Regarding Karen, none of the dialects are officially recognized any longer in any public sphere in Burma, nor was it ever in Thailand. While this political structure can pressure communities into language change, it is not, however, the most powerful force. Language attitudes and speakers’ preferences towards the languages they speak and use can be a predictor of language usage and shift. However, these domains may not be fully separated in Thailand, where speakers prefer to learn the language(s) of power, namely Standard Thai.

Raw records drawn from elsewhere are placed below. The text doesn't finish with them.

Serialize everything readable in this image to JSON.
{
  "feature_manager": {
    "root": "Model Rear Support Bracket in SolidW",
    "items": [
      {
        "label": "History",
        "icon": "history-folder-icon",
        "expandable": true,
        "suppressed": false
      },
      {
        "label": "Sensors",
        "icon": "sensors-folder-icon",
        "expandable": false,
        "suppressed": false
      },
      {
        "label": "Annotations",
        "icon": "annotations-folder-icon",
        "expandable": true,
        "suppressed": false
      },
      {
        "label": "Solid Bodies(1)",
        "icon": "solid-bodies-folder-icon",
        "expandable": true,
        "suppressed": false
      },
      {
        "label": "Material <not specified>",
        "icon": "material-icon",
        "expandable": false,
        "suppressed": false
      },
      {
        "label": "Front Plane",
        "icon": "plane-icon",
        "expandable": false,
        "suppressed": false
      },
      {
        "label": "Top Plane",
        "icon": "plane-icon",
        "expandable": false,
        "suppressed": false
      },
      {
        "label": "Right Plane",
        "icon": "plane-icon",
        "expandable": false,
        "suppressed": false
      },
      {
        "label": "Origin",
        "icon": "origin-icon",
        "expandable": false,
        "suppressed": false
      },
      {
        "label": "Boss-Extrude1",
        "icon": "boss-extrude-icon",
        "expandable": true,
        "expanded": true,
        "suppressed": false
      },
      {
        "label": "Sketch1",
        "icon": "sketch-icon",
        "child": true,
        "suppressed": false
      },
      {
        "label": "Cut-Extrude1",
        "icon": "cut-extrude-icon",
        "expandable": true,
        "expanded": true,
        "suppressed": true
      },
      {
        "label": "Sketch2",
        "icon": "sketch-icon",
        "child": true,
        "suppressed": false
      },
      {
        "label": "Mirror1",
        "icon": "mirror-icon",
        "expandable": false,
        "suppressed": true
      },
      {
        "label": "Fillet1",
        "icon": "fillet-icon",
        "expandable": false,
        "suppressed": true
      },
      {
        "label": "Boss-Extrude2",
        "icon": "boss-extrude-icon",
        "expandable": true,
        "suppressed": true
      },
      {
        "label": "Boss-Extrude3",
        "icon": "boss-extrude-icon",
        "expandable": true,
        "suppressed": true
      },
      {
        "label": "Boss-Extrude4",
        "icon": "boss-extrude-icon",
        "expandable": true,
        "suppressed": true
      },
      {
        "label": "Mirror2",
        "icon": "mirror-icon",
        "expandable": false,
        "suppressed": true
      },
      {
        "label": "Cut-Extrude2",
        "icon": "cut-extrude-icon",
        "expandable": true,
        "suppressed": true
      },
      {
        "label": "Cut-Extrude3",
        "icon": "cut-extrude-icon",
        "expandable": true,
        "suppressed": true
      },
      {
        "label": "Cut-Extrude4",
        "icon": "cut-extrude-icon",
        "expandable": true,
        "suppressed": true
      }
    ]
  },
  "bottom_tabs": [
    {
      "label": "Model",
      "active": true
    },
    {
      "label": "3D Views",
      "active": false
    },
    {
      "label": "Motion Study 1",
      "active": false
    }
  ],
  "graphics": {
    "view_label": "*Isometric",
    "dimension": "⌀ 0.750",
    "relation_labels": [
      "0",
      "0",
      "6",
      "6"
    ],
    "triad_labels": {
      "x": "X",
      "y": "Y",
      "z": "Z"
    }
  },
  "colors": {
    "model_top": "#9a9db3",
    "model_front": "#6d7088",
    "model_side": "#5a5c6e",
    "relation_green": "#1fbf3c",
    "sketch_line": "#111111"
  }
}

Language attitudes and ideologies absorbed vary according to the individual even when they have similar backgrounds. Nonetheless, a survey of language attitudes of Karen communities in various provinces in Thailand found a positive correlation between language vitality and language attitudes in the community: the more positive the language attitude, the higher the language vitality. There were reports in the study of younger generations using Karen less, having a negative language attitude toward the language, and experiencing discrimination due to their ethnic identity. However, according to the survey, most Karen speakers believe that speaking the language is an advantage, not inferior to Thai, and as such is widely used in the communities.